Le cadre juridique de l'aménagement numérique du territoire
L'intervention des collectivités territoriales dans le domaine des communications électroniques constitue une compétence relativement récente, fruit d'une évolution législative progressive. Pendant longtemps, le déploiement des infrastructures de télécommunications relevait du monopole étatique exercé par l'administration des PTT, puis par France Télécom. La libéralisation du secteur, engagée par la loi du 26 juillet 1996 de réglementation des télécommunications, a ouvert la voie à une redéfinition du rôle des acteurs publics locaux.

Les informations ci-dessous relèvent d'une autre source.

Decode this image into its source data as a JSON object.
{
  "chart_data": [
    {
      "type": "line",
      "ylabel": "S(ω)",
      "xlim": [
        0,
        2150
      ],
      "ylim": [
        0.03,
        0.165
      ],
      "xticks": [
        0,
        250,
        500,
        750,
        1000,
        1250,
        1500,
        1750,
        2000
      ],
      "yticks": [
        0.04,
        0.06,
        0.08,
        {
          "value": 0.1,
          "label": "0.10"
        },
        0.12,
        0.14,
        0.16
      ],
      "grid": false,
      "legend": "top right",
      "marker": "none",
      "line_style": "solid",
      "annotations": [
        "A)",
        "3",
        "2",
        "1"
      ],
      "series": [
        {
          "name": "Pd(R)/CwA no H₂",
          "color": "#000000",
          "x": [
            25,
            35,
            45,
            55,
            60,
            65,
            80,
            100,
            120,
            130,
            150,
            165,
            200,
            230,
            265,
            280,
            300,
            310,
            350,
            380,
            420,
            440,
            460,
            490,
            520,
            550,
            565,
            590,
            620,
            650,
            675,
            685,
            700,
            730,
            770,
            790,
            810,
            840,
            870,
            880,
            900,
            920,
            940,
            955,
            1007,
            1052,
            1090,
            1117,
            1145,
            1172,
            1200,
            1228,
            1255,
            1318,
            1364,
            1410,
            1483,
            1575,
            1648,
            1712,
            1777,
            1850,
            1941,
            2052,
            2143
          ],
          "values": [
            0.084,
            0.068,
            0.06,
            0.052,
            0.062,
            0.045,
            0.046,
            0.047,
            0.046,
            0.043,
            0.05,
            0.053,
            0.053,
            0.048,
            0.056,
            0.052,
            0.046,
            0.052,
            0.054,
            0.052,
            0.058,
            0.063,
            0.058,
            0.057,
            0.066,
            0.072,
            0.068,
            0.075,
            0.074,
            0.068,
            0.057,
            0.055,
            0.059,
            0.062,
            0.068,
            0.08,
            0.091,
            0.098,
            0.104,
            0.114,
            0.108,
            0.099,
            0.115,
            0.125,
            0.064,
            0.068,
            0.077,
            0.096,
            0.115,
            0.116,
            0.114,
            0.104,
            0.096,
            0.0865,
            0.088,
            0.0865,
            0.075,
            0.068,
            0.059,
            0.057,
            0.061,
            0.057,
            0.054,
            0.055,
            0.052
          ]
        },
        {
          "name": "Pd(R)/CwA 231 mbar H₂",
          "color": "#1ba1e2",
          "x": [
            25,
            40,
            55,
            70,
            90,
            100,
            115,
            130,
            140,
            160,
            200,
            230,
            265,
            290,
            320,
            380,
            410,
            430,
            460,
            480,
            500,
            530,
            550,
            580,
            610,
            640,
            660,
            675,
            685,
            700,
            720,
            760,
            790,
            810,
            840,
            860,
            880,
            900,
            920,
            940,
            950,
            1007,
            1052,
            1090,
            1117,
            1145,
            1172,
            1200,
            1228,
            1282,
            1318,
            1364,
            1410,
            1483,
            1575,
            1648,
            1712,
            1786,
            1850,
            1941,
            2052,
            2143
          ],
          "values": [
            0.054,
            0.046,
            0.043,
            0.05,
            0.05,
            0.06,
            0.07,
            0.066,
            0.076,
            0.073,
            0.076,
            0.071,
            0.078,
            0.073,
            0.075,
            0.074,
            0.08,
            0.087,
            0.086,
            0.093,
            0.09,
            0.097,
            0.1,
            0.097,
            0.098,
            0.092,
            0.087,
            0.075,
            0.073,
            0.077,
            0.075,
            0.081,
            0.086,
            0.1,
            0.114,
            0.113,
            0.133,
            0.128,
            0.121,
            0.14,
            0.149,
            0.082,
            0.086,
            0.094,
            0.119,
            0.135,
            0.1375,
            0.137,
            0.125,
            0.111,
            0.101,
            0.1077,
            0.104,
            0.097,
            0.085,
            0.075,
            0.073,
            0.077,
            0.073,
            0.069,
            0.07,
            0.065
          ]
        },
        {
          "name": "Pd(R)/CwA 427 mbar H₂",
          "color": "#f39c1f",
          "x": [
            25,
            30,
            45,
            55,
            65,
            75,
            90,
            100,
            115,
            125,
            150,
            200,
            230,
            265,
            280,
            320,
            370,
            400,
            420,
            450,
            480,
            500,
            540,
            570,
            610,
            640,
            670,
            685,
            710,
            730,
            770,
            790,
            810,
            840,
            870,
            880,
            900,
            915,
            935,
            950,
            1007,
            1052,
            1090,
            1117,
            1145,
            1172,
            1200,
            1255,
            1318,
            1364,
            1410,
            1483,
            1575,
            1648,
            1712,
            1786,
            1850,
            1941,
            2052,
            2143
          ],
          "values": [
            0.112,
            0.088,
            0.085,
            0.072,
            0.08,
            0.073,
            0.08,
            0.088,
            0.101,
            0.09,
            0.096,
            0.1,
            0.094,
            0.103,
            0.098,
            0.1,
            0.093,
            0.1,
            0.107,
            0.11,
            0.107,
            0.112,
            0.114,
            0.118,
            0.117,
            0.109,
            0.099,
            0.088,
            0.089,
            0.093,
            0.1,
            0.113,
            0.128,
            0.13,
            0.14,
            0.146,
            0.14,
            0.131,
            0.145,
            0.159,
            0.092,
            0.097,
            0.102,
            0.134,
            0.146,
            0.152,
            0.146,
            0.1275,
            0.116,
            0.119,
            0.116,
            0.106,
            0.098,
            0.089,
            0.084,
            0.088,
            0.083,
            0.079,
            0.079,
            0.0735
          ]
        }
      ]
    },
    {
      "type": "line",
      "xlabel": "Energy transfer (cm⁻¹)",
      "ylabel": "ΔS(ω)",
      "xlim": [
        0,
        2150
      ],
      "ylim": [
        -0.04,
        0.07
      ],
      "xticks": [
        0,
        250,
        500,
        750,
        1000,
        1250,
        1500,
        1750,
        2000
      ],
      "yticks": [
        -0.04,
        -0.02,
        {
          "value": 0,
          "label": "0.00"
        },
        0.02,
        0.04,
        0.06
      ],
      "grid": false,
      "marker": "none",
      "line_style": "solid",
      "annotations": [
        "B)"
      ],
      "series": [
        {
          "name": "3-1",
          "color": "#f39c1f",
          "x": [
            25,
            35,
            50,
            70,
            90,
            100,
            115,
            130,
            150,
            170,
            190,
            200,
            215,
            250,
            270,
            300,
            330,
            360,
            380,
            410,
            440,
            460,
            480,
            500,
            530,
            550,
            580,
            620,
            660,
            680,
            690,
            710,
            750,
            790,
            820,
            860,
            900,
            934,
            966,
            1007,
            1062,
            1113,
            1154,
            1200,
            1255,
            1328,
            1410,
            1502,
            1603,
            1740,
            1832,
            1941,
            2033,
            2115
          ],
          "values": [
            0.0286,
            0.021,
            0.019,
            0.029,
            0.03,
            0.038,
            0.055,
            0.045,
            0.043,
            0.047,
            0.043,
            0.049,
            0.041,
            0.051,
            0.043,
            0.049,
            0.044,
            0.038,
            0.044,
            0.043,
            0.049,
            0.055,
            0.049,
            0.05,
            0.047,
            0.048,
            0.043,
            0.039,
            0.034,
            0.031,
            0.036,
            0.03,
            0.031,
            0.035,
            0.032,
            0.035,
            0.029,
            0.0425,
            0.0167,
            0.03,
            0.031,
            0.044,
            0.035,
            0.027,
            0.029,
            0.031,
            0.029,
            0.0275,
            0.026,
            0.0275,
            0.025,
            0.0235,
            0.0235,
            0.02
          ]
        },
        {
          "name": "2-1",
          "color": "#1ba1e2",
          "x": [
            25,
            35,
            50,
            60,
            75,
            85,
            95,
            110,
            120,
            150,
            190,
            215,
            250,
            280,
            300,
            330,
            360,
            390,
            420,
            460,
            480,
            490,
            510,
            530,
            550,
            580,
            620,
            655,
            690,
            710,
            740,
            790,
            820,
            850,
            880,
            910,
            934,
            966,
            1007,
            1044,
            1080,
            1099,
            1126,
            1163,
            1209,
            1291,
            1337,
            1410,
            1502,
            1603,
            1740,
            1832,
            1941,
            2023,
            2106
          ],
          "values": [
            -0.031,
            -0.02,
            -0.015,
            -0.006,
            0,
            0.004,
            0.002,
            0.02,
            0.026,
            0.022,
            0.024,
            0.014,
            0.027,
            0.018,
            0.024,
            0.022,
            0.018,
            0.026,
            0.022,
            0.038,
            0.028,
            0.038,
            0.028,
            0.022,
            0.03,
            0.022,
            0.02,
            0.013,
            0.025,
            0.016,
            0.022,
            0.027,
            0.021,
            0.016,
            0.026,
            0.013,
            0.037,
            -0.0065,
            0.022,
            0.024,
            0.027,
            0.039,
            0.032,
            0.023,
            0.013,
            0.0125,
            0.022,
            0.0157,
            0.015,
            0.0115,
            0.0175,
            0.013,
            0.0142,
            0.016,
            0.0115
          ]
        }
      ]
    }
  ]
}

C'est la loi n° 2004-575 du 21 juin 2004 pour la confiance dans l'économie numérique (LCEN) qui a véritablement consacré la compétence des collectivités en introduisant l'article L. 1425-1 du Code général des collectivités territoriales (CGCT). Ce texte autorise les communes, les départements, les régions ainsi que leurs groupements à établir et exploiter des réseaux de communications électroniques. Cette compétence s'exerce dans le respect des principes de libre concurrence et d'égalité de traitement entre opérateurs.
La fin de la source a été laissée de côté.